Остановившись, он взял руку девушки. В полутьме овал ее лица нежно светился расцветающим бутоном, но уже по касанию пальцев он вдруг понял, что она ни словечка не услышала. Стоило разглагольствовать! И что? Не лучше ли произнести только «будьте моей женой»? И впереди целая жизнь для долгих душевных разговоров! Он мягко потянул ее, заставив встать.

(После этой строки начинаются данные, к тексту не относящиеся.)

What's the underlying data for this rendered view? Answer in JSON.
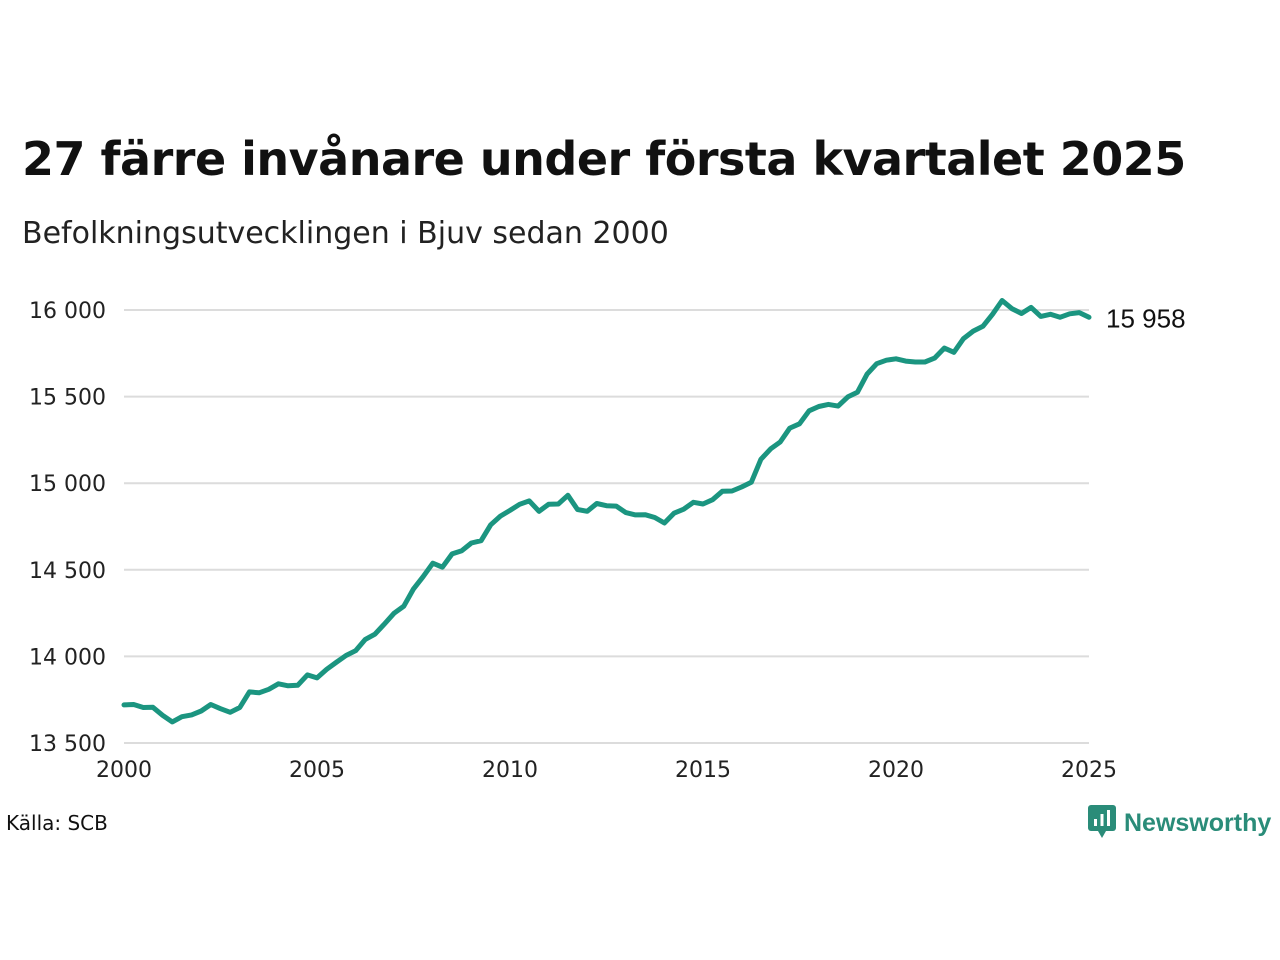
{
  "title": "27 färre invånare under första kvartalet 2025",
  "subtitle": "Befolkningsutvecklingen i Bjuv sedan 2000",
  "source": "Källa: SCB",
  "brand": {
    "name": "Newsworthy",
    "icon": "newsworthy-logo-icon",
    "color": "#2a8c79"
  },
  "chart_data": {
    "type": "line",
    "line_color": "#1b9580",
    "grid": true,
    "xlim": [
      2000,
      2025
    ],
    "ylim": [
      13500,
      16000
    ],
    "x_ticks": [
      2000,
      2005,
      2010,
      2015,
      2020,
      2025
    ],
    "x_tick_labels": [
      "2000",
      "2005",
      "2010",
      "2015",
      "2020",
      "2025"
    ],
    "y_ticks": [
      13500,
      14000,
      14500,
      15000,
      15500,
      16000
    ],
    "y_tick_labels": [
      "13 500",
      "14 000",
      "14 500",
      "15 000",
      "15 500",
      "16 000"
    ],
    "end_label": "15 958",
    "series": [
      {
        "x": [
          2000.0,
          2000.25,
          2000.5,
          2000.75,
          2001.0,
          2001.25,
          2001.5,
          2001.75,
          2002.0,
          2002.25,
          2002.5,
          2002.75,
          2003.0,
          2003.25,
          2003.5,
          2003.75,
          2004.0,
          2004.25,
          2004.5,
          2004.75,
          2005.0,
          2005.25,
          2005.5,
          2005.75,
          2006.0,
          2006.25,
          2006.5,
          2006.75,
          2007.0,
          2007.25,
          2007.5,
          2007.75,
          2008.0,
          2008.25,
          2008.5,
          2008.75,
          2009.0,
          2009.25,
          2009.5,
          2009.75,
          2010.0,
          2010.25,
          2010.5,
          2010.75,
          2011.0,
          2011.25,
          2011.5,
          2011.75,
          2012.0,
          2012.25,
          2012.5,
          2012.75,
          2013.0,
          2013.25,
          2013.5,
          2013.75,
          2014.0,
          2014.25,
          2014.5,
          2014.75,
          2015.0,
          2015.25,
          2015.5,
          2015.75,
          2016.0,
          2016.25,
          2016.5,
          2016.75,
          2017.0,
          2017.25,
          2017.5,
          2017.75,
          2018.0,
          2018.25,
          2018.5,
          2018.75,
          2019.0,
          2019.25,
          2019.5,
          2019.75,
          2020.0,
          2020.25,
          2020.5,
          2020.75,
          2021.0,
          2021.25,
          2021.5,
          2021.75,
          2022.0,
          2022.25,
          2022.5,
          2022.75,
          2023.0,
          2023.25,
          2023.5,
          2023.75,
          2024.0,
          2024.25,
          2024.5,
          2024.75,
          2025.0
        ],
        "values": [
          13720,
          13722,
          13705,
          13706,
          13660,
          13622,
          13652,
          13662,
          13685,
          13722,
          13698,
          13677,
          13705,
          13795,
          13790,
          13810,
          13842,
          13830,
          13833,
          13893,
          13876,
          13925,
          13966,
          14005,
          14033,
          14098,
          14128,
          14188,
          14250,
          14290,
          14390,
          14460,
          14538,
          14515,
          14592,
          14610,
          14655,
          14668,
          14760,
          14810,
          14843,
          14878,
          14898,
          14838,
          14878,
          14880,
          14930,
          14848,
          14838,
          14883,
          14870,
          14868,
          14830,
          14817,
          14818,
          14802,
          14770,
          14827,
          14850,
          14890,
          14880,
          14905,
          14953,
          14955,
          14978,
          15005,
          15138,
          15198,
          15238,
          15318,
          15343,
          15418,
          15443,
          15455,
          15445,
          15498,
          15525,
          15630,
          15690,
          15710,
          15718,
          15705,
          15700,
          15700,
          15722,
          15780,
          15756,
          15835,
          15878,
          15906,
          15975,
          16055,
          16008,
          15980,
          16015,
          15963,
          15975,
          15958,
          15978,
          15985,
          15958
        ]
      }
    ]
  }
}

– Простите, нес тут всякую ахинею.

– Ничего, – тихо пробормотала она, ожидая поцелуя.

– Нет, чушь все это. Кое-что никак не втиснешь в слова. Да еще жаловаться на свои болячки вздумал. Но все это к тому, чтобы сказать, спросить вас, – вы согласны…

– Элизабе-э-эт! – пронзительно задребезжал из клуба капризно хнычущий зов миссис Лакерстин. – Элизабе-э-эт? Где ты?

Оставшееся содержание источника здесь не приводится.